What does this refer to? Websearches involving JBlas and cuDNN do not bring any obvious results…

There certainly are people who really use cuDNN -I guess, often in close collaboration with NVIDIA. But actual cuDNN code samples are rare. So right now, I could only throw in some websearch results, and do it like the authors: Here you are - and make sure to get the parameters right, y’know? :rolleyes: The most serious application of cuDNN that I’m aware of is in caffe, but the cuDNN backend is only a tiny part of that, and the source code does not look like something to quickly get started with.

For my side, I have to admit that I created the cuDNN wrapper upon request and ported the sample, but did not try to actively use cuDNN for custom projects until now. It would indeed be great if someone with a deeper understanding could provide some information (samples, tutorials) here…[/QUOTE]

I meant to say JCuda did the porting – i.e. you. I got twisted with my words since I got both JBlas and JCuda on my mind currently. :slight_smile:

I appreciate the feedback. It is a frustrating experience with learning cuDNN. I am trying to implement a domain specific language for deep learning and so far I got good results for CPU version but I want to run on GPU since it is 50 times faster than my CPU version. If nobody has documentation/experience writeup on cuDNN, I will see what I can gather after learning it.

As to Caffe, its code is hard to decipher, which is why I want to do a DSL on deep learning in the first place.

About the performance differential between Win7 and Win10, the 10~15% is based on my memory since I no longer have a Win7 to compare with but I have detailed timers for each and every operation I do with LeNet. Right now, I only call GPU for matrix product and I recall I am getting like 30 ~ 40 seconds for the portion on GPU but now it is between 40 and 50 seconds.

Yes, JCuda==Marco13, in this case :wink:

[ot]
There occasionally is this misconception that I should know CUDA or related libraries very well. For CUDA, I know the API, some basic application patterns, some of the surrounding infrastructure, like PTX, compilation, and „the theory of some best practices“. But I haven’t been using CUDA for real, larger, practical applications yet, and of course, I can’t be familiar with all CUDA-based libraries. I still don’t know what my „favorite“ CUDA-NPP function nppiYCbCr420ToYCbCr411_8u_P3P2R actually does (some color conversion thing…). When there are particular issues or requests, I try to read about it and provide help as far as I can, but … this is not always possible in all depth … which leads to… cuDNN:
[/ot]

I would have expected that once someone is somewhat familiar with the concepts (by using a CPU-based implementation), it might be easier to get started with cuDNN as well. At least, I assumed that the (cryptic) API functions are basically parallel implementations of common steps that appear during the learning pipeline, but maybe that’s wrong. However, cuDNN can still be considered as being a „relatively new“ technology, and the documentation and sample coverage will hopefully increase soon.

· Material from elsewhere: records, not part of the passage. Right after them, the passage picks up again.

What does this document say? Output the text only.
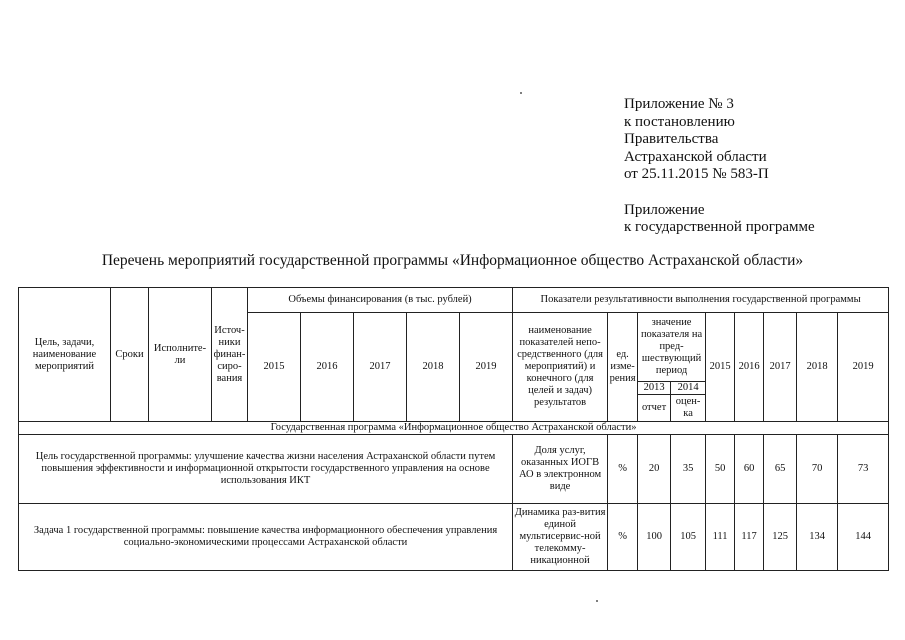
Приложение № 3
к постановлению
Правительства
Астраханской области
от 25.11.2015 № 583-П
Приложение
к государственной программе
Перечень мероприятий государственной программы «Информационное общество Астраханской области»
Цель, задачи, наименование мероприятий	Сроки	Исполните-ли	Источ-ники финан-сиро-вания	Объемы финансирования (в тыс. рублей)					Показатели результативности выполнения государственной программы								
				2015	2016	2017	2018	2019	наименование показателей непо-средственного (для мероприятий) и конечного (для целей и задач) результатов	ед. изме-рения	значение показателя на пред-шествующий период		2015	2016	2017	2018	2019
											2013	2014					
											отчет	оцен-ка					
Государственная программа «Информационное общество Астраханской области»																	
Цель государственной программы: улучшение качества жизни населения Астраханской области путем повышения эффективности и информационной открытости государственного управления на основе использования ИКТ									Доля услуг, оказанных ИОГВ АО в электронном виде	%	20	35	50	60	65	70	73
Задача 1 государственной программы: повышение качества информационного обеспечения управления социально-экономическими процессами Астраханской области									Динамика раз-вития единой мультисервис-ной телекомму-никационной	%	100	105	111	117	125	134	144
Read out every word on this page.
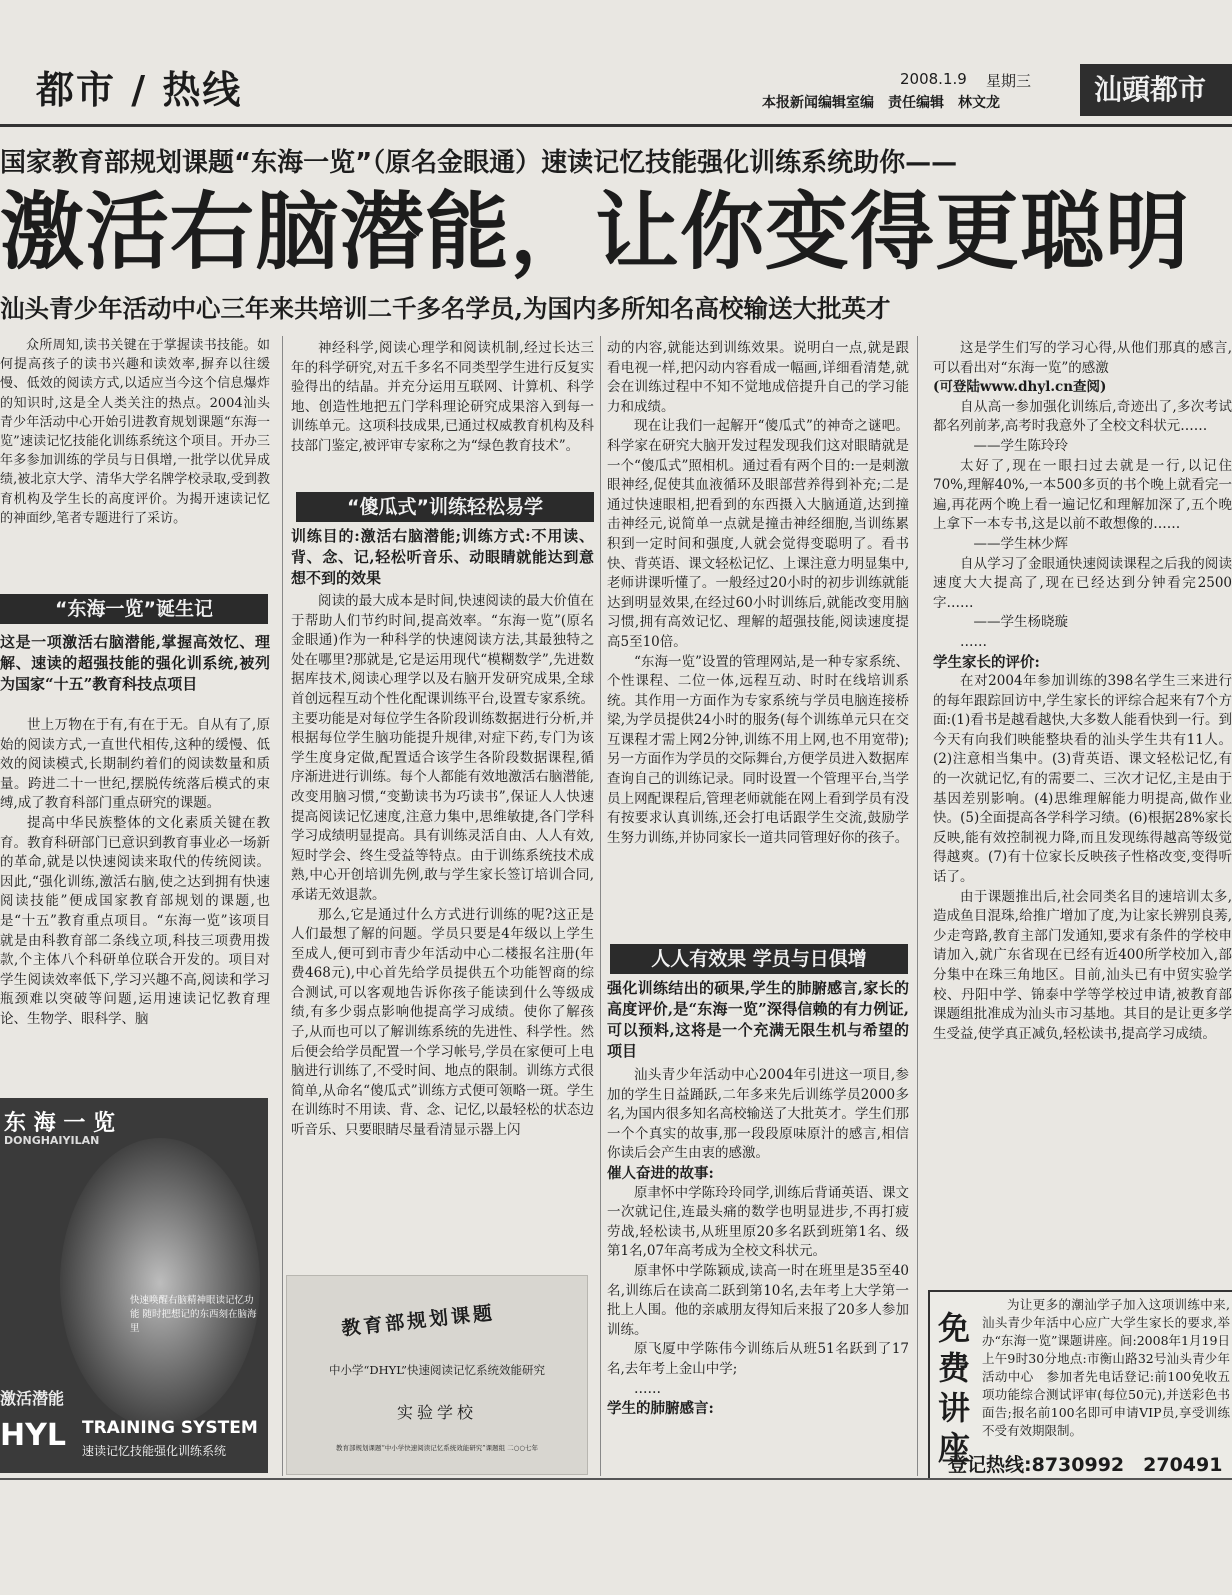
都市 / 热线	2008.1.9 星期三
本报新闻编辑室编　责任编辑　林文龙	汕頭都市
国家教育部规划课题“东海一览”（原名金眼通）速读记忆技能强化训练系统助你——
激活右脑潜能，让你变得更聪明
汕头青少年活动中心三年来共培训二千多名学员,为国内多所知名高校输送大批英才

众所周知,读书关键在于掌握读书技能。如何提高孩子的读书兴趣和读效率,摒弃以往缓慢、低效的阅读方式,以适应当今这个信息爆炸的知识时,这是全人类关注的热点。2004汕头青少年活动中心开始引进教育规划课题“东海一览”速读记忆技能化训练系统这个项目。开办三年多参加训练的学员与日俱增,一批学以优异成绩,被北京大学、清华大学名牌学校录取,受到教育机构及学生长的高度评价。为揭开速读记忆的神面纱,笔者专题进行了采访。

“东海一览”诞生记
这是一项激活右脑潜能,掌握高效忆、理解、速读的超强技能的强化训系统,被列为国家“十五”教育科技点项目

世上万物在于有,有在于无。自从有了,原始的阅读方式,一直世代相传,这种的缓慢、低效的阅读模式,长期制约着们的阅读数量和质量。跨进二十一世纪,摆脱传统落后模式的束缚,成了教育科部门重点研究的课题。

提高中华民族整体的文化素质关键在教育。教育科研部门已意识到教育事业必一场新的革命,就是以快速阅读来取代的传统阅读。因此,“强化训练,激活右脑,使之达到拥有快速阅读技能”便成国家教育部规划的课题,也是“十五”教育重点项目。“东海一览”该项目就是由科教育部二条线立项,科技三项费用拨款,个主体八个科研单位联合开发的。项目对学生阅读效率低下,学习兴趣不高,阅读和学习瓶颈难以突破等问题,运用速读记忆教育理论、生物学、眼科学、脑

东 海 一 览
DONGHAIYILAN
快速唤醒右脑精神眼读记忆功能 随时把想记的东西刻在脑海里
激活潜能
HYL TRAINING SYSTEM
速读记忆技能强化训练系统

神经科学,阅读心理学和阅读机制,经过长达三年的科学研究,对五千多名不同类型学生进行反复实验得出的结晶。并充分运用互联网、计算机、科学地、创造性地把五门学科理论研究成果溶入到每一训练单元。这项科技成果,已通过权威教育机构及科技部门鉴定,被评审专家称之为“绿色教育技术”。

“傻瓜式”训练轻松易学
训练目的:激活右脑潜能;训练方式:不用读、背、念、记,轻松听音乐、动眼睛就能达到意想不到的效果

阅读的最大成本是时间,快速阅读的最大价值在于帮助人们节约时间,提高效率。“东海一览”(原名金眼通)作为一种科学的快速阅读方法,其最独特之处在哪里?那就是,它是运用现代“模糊数学”,先进数据库技术,阅读心理学以及右脑开发研究成果,全球首创远程互动个性化配课训练平台,设置专家系统。主要功能是对每位学生各阶段训练数据进行分析,并根据每位学生脑功能提升规律,对症下药,专门为该学生度身定做,配置适合该学生各阶段数据课程,循序渐进进行训练。每个人都能有效地激活右脑潜能,改变用脑习惯,“变勤读书为巧读书”,保证人人快速提高阅读记忆速度,注意力集中,思维敏捷,各门学科学习成绩明显提高。具有训练灵活自由、人人有效,短时学会、终生受益等特点。由于训练系统技术成熟,中心开创培训先例,敢与学生家长签订培训合同,承诺无效退款。

那么,它是通过什么方式进行训练的呢?这正是人们最想了解的问题。学员只要是4年级以上学生至成人,便可到市青少年活动中心二楼报名注册(年费468元),中心首先给学员提供五个功能智商的综合测试,可以客观地告诉你孩子能读到什么等级成绩,有多少弱点影响他提高学习成绩。使你了解孩子,从而也可以了解训练系统的先进性、科学性。然后便会给学员配置一个学习帐号,学员在家便可上电脑进行训练了,不受时间、地点的限制。训练方式很简单,从命名“傻瓜式”训练方式便可领略一斑。学生在训练时不用读、背、念、记忆,以最轻松的状态边听音乐、只要眼睛尽量看清显示器上闪

教育部规划课题
中小学“DHYL”快速阅读记忆系统效能研究
实验学校
教育部规划课题“中小学快速阅读记忆系统效能研究”课题组 二○○七年

动的内容,就能达到训练效果。说明白一点,就是跟看电视一样,把闪动内容看成一幅画,详细看清楚,就会在训练过程中不知不觉地成倍提升自己的学习能力和成绩。

现在让我们一起解开“傻瓜式”的神奇之谜吧。科学家在研究大脑开发过程发现我们这对眼睛就是一个“傻瓜式”照相机。通过看有两个目的:一是刺激眼神经,促使其血液循环及眼部营养得到补充;二是通过快速眼相,把看到的东西摄入大脑通道,达到撞击神经元,说简单一点就是撞击神经细胞,当训练累积到一定时间和强度,人就会觉得变聪明了。看书快、背英语、课文轻松记忆、上课注意力明显集中,老师讲课听懂了。一般经过20小时的初步训练就能达到明显效果,在经过60小时训练后,就能改变用脑习惯,拥有高效记忆、理解的超强技能,阅读速度提高5至10倍。

“东海一览”设置的管理网站,是一种专家系统、个性课程、二位一体,远程互动、时时在线培训系统。其作用一方面作为专家系统与学员电脑连接桥梁,为学员提供24小时的服务(每个训练单元只在交互课程才需上网2分钟,训练不用上网,也不用宽带);另一方面作为学员的交际舞台,方便学员进入数据库查询自己的训练记录。同时设置一个管理平台,当学员上网配课程后,管理老师就能在网上看到学员有没有按要求认真训练,还会打电话跟学生交流,鼓励学生努力训练,并协同家长一道共同管理好你的孩子。

人人有效果 学员与日俱增
强化训练结出的硕果,学生的肺腑感言,家长的高度评价,是“东海一览”深得信赖的有力例证,可以预料,这将是一个充满无限生机与希望的项目

汕头青少年活动中心2004年引进这一项目,参加的学生日益踊跃,二年多来先后训练学员2000多名,为国内很多知名高校输送了大批英才。学生们那一个个真实的故事,那一段段原味原汁的感言,相信你读后会产生由衷的感激。

催人奋进的故事:

原聿怀中学陈玲玲同学,训练后背诵英语、课文一次就记住,连最头痛的数学也明显进步,不再打疲劳战,轻松读书,从班里原20多名跃到班第1名、级第1名,07年高考成为全校文科状元。

原聿怀中学陈颖成,读高一时在班里是35至40名,训练后在读高二跃到第10名,去年考上大学第一批上人围。他的亲戚朋友得知后来报了20多人参加训练。

原飞厦中学陈伟今训练后从班51名跃到了17名,去年考上金山中学;

……

学生的肺腑感言:

这是学生们写的学习心得,从他们那真的感言,可以看出对“东海一览”的感激

(可登陆www.dhyl.cn查阅)

自从高一参加强化训练后,奇迹出了,多次考试都名列前茅,高考时我意外了全校文科状元……

——学生陈玲玲

太好了,现在一眼扫过去就是一行,以记住70%,理解40%,一本500多页的书个晚上就看完一遍,再花两个晚上看一遍记忆和理解加深了,五个晚上拿下一本专书,这是以前不敢想像的……

——学生林少辉

自从学习了金眼通快速阅读课程之后我的阅读速度大大提高了,现在已经达到分钟看完2500字……

——学生杨晓璇

……

学生家长的评价:

在对2004年参加训练的398名学生三来进行的每年跟踪回访中,学生家长的评综合起来有7个方面:(1)看书是越看越快,大多数人能看快到一行。到今天有向我们映能整块看的汕头学生共有11人。(2)注意相当集中。(3)背英语、课文轻松记忆,有的一次就记忆,有的需要二、三次才记忆,主是由于基因差别影响。(4)思维理解能力明提高,做作业快。(5)全面提高各学科学习绩。(6)根据28%家长反映,能有效控制视力降,而且发现练得越高等级觉得越爽。(7)有十位家长反映孩子性格改变,变得听话了。

由于课题推出后,社会同类名目的速培训太多,造成鱼目混珠,给推广增加了度,为让家长辨别良莠,少走弯路,教育主部门发通知,要求有条件的学校申请加入,就广东省现在已经有近400所学校加入,部分集中在珠三角地区。目前,汕头已有中贸实验学校、丹阳中学、锦泰中学等学校过申请,被教育部课题组批准成为汕头市习基地。其目的是让更多学生受益,使学真正减负,轻松读书,提高学习成绩。

免费讲座
为让更多的潮汕学子加入这项训练中来,汕头青少年活中心应广大学生家长的要求,举办“东海一览”课题讲座。间:2008年1月19日上午9时30分地点:市衡山路32号汕头青少年活动中心　参加者先电话登记:前100免收五项功能综合测试评审(每位50元),并送彩色书面告;报名前100名即可申请VIP员,享受训练不受有效期限制。
登记热线:8730992　270491
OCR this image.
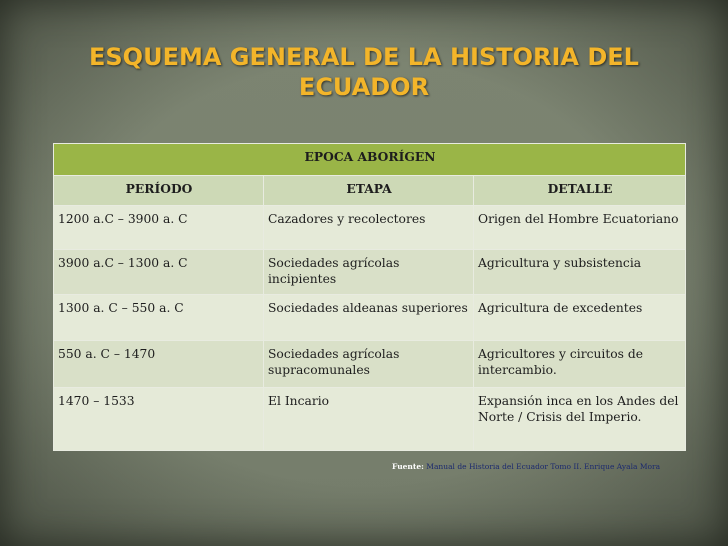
ESQUEMA GENERAL DE LA HISTORIA DEL
ECUADOR
EPOCA ABORÍGEN		
PERÍODO	ETAPA	DETALLE
1200 a.C – 3900 a. C	Cazadores y recolectores	Origen del Hombre Ecuatoriano
3900 a.C – 1300 a. C	Sociedades agrícolas incipientes	Agricultura y subsistencia
1300 a. C – 550 a. C	Sociedades aldeanas superiores	Agricultura de excedentes
550 a. C – 1470	Sociedades agrícolas supracomunales	Agricultores y circuitos de intercambio.
1470 – 1533	El Incario	Expansión inca en los Andes del Norte / Crisis del Imperio.
Fuente: Manual de Historia del Ecuador Tomo II. Enrique Ayala Mora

(They published cuDNN v05 recently (the update is on my TODO list), maybe it contains some more examples)

LeNet was mentioned in the thread that I linked to above, alongside with things like Welcome — Theano 0.8.0 documentation , Torch and Caffe. I think this will be one of the main tasks in the near future: Hiding the nitty-gritty details of the cuDNN API behind a convenient abstraction layer. Still, someone has to know this stuff - and particularly well when he intends to write a wrapper for it.
Sorry that I can’t provide more specific or focussed help here.